Our daily round-up of news from the art world
Nicholas Grimshaw awarded Royal Gold Medal for architecture | Sir Nicholas Grimshaw is the winner of the 2019 Royal Gold Medal for Architecture, awarded by RIBA. The architect opened his own practice in 1980 and is a pioneer of ‘high-tech’; the International Terminal at Waterloo Station and the Eden Project in Cornwall are his most acclaimed buildings. The Royal Gold Medal is awarded every year to a figure or group who have had a significant influence ‘either directly or indirectly on the advancement of architecture’. Previous winners include Neave Brown, Zaha Hadid and Norman Foster.
Deutsche Bank’s Palais Populaire opens in Berlin | The Palais Populaire, Deutsche Bank’s new cultural centre housing its art collection opened yesterday (27 September) in Berlin, the Art Newspaper reports. The first exhibition at the venue, entitled ‘The World on Paper,’ will show 300 works from the Deutsche Bank collection, which at 55,000 is one of the largest corporate collections of art in the world.
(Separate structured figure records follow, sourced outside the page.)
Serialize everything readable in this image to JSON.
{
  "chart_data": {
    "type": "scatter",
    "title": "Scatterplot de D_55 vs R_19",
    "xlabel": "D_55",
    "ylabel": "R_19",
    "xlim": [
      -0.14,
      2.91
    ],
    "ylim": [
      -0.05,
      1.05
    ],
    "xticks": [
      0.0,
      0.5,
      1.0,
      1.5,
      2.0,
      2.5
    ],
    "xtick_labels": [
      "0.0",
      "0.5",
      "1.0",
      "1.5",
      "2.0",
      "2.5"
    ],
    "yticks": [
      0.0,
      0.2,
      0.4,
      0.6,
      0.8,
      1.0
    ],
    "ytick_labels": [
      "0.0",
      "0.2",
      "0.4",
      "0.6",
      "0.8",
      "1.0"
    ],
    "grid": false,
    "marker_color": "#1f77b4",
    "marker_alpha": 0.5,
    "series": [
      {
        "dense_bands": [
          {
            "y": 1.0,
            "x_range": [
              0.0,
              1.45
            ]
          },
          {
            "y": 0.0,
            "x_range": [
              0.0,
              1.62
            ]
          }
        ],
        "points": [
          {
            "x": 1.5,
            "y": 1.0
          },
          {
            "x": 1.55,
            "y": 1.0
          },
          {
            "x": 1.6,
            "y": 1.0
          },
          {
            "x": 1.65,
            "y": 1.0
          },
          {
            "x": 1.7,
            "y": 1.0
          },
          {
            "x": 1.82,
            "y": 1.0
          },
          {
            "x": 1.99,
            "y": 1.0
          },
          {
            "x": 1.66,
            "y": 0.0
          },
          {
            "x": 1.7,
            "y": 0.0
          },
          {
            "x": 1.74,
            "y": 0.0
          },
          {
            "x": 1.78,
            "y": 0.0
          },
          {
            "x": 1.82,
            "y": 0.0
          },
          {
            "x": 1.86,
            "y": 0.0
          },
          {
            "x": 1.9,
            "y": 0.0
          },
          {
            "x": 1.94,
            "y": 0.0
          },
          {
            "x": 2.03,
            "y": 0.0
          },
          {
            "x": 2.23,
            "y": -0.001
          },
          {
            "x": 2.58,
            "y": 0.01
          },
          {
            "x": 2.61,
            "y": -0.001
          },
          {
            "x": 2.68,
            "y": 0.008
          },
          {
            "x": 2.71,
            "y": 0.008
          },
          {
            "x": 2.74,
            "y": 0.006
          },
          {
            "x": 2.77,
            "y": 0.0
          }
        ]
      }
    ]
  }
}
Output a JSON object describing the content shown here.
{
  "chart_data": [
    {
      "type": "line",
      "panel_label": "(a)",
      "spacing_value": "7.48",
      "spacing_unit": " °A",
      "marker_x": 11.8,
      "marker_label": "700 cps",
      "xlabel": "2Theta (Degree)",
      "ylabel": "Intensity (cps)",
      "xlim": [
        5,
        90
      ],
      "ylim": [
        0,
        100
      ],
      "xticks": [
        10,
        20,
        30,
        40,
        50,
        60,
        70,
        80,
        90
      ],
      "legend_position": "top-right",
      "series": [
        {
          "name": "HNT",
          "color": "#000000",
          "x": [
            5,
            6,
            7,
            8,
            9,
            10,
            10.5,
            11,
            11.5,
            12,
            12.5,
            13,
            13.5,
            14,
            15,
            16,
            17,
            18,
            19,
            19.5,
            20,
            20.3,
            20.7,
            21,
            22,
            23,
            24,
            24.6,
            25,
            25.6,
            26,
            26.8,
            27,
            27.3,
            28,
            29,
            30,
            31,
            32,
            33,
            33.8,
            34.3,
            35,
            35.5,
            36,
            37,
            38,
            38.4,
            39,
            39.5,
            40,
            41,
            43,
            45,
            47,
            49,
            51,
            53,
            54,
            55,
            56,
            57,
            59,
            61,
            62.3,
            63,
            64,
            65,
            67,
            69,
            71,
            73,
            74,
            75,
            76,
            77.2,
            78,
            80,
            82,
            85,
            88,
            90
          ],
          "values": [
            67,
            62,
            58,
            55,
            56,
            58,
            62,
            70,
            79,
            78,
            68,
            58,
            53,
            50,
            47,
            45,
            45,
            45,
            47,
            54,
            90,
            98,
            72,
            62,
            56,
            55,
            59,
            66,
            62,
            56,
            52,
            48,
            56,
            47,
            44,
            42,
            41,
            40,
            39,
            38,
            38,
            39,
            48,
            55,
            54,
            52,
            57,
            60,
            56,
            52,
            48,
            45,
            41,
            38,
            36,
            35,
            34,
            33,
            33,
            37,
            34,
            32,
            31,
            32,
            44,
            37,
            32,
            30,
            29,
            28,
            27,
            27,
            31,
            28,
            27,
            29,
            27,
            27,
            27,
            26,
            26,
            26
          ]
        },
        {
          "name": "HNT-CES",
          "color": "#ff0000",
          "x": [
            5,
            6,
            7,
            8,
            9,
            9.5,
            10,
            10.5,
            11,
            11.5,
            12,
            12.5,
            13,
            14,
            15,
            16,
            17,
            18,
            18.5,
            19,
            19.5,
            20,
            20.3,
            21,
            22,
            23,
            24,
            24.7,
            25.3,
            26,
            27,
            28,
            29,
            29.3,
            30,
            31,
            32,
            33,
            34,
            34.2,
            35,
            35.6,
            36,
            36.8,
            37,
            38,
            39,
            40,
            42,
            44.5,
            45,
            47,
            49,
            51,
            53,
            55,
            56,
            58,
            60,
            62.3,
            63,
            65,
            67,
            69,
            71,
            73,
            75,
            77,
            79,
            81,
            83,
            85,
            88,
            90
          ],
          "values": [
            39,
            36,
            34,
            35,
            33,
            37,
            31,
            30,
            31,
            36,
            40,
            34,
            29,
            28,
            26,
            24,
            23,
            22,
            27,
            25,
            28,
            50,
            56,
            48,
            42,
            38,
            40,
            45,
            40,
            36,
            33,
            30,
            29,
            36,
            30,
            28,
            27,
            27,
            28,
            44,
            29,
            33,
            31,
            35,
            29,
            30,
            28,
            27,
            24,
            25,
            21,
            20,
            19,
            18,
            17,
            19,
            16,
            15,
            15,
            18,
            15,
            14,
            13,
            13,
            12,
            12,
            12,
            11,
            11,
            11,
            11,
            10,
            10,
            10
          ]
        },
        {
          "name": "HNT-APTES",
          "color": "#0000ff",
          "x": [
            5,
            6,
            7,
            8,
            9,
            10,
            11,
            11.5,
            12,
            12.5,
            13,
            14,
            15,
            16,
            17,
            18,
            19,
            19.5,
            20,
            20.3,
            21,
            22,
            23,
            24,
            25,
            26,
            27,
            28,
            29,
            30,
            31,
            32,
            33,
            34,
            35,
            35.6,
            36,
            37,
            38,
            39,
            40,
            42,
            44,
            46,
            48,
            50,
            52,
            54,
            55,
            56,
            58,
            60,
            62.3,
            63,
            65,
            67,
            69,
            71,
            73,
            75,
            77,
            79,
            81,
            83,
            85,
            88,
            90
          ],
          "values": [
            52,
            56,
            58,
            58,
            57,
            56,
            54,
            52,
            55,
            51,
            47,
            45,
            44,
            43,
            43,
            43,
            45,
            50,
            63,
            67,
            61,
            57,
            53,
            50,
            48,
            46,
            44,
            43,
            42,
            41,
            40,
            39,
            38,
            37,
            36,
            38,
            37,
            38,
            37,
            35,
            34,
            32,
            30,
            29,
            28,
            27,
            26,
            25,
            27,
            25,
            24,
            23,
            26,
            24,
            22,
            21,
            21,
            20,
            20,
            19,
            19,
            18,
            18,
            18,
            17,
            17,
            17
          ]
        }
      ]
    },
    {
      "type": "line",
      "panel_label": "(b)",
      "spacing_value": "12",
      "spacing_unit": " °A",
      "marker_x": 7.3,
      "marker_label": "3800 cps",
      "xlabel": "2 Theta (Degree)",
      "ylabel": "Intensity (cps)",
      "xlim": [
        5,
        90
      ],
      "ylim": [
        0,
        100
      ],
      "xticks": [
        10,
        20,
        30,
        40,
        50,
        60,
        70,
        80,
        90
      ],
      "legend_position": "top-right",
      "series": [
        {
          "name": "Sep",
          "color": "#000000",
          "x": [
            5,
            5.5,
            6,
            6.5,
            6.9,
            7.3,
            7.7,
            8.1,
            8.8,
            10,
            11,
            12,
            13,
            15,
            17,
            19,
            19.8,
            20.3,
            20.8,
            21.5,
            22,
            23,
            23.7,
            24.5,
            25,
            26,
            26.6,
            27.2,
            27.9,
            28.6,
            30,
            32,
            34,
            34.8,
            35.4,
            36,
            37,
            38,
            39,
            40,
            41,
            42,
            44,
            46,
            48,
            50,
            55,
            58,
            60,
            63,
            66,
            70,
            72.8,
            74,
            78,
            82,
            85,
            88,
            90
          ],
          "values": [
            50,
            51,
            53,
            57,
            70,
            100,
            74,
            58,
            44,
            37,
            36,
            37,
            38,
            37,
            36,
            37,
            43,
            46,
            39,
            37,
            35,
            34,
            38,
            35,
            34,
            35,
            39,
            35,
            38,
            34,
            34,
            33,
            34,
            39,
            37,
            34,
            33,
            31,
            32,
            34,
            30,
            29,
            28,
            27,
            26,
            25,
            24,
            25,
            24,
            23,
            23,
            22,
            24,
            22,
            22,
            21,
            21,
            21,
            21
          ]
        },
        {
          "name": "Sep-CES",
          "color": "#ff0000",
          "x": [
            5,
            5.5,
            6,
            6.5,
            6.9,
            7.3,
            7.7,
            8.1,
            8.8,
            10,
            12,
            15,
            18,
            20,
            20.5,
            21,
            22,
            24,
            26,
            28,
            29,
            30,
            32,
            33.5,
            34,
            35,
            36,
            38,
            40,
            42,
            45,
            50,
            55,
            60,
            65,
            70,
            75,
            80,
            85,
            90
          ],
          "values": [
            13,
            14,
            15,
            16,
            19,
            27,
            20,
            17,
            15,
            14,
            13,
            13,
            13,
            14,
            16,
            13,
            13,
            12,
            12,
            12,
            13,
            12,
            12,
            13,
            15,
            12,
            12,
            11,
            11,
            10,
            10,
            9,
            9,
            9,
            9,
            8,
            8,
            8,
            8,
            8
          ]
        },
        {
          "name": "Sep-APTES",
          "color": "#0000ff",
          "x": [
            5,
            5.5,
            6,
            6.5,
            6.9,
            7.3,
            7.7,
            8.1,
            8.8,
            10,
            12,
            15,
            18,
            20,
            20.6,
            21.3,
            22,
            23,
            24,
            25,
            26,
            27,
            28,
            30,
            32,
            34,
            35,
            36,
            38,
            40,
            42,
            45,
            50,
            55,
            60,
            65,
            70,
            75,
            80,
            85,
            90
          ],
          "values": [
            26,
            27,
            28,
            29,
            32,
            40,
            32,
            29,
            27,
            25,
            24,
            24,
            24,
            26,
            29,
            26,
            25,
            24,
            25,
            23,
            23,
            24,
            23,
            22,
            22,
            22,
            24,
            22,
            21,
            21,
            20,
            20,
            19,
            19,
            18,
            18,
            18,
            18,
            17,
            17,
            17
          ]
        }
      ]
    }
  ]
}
Helena Almeida (1934–2018) | The Portuguese artist Helena Almeida has died at the age of 84. Almeida worked in a variety of mediums including painting, photography, sculpture and performance; she rose to international prominence in the 1970s, for her three-dimensional trompe-l’oeil drawings. Almeida twice represented Portugal at the Venice Biennale, in 1982 and 2005; an exhibition of her work from the 1990s is currently at Tate Modern (until 4 November).
Leslie-Lohman Museum to receive $1m bequest | The Leslie-Lohman Museum of Gay and Lesbian Art in New York has been promised a bequest of $1m from the philanthropist and photographer Michael Becker, ARTnews reports. The gift is the largest in the history of the museum, and will go towards increasing the institution’s endowment, as well as being used for other general purposes.
Recommended reading | In the Guardian, Tania Bruguera drops hints to Charlotte Higgins about her commission for the Tate’s Turbine Hall (opening 2 October), and talks about the relationship between art and activism. And in the Paris Review, Rosanna Warren explores Elizabeth Bishop’s friendship with the French Surrealist Max Jacob.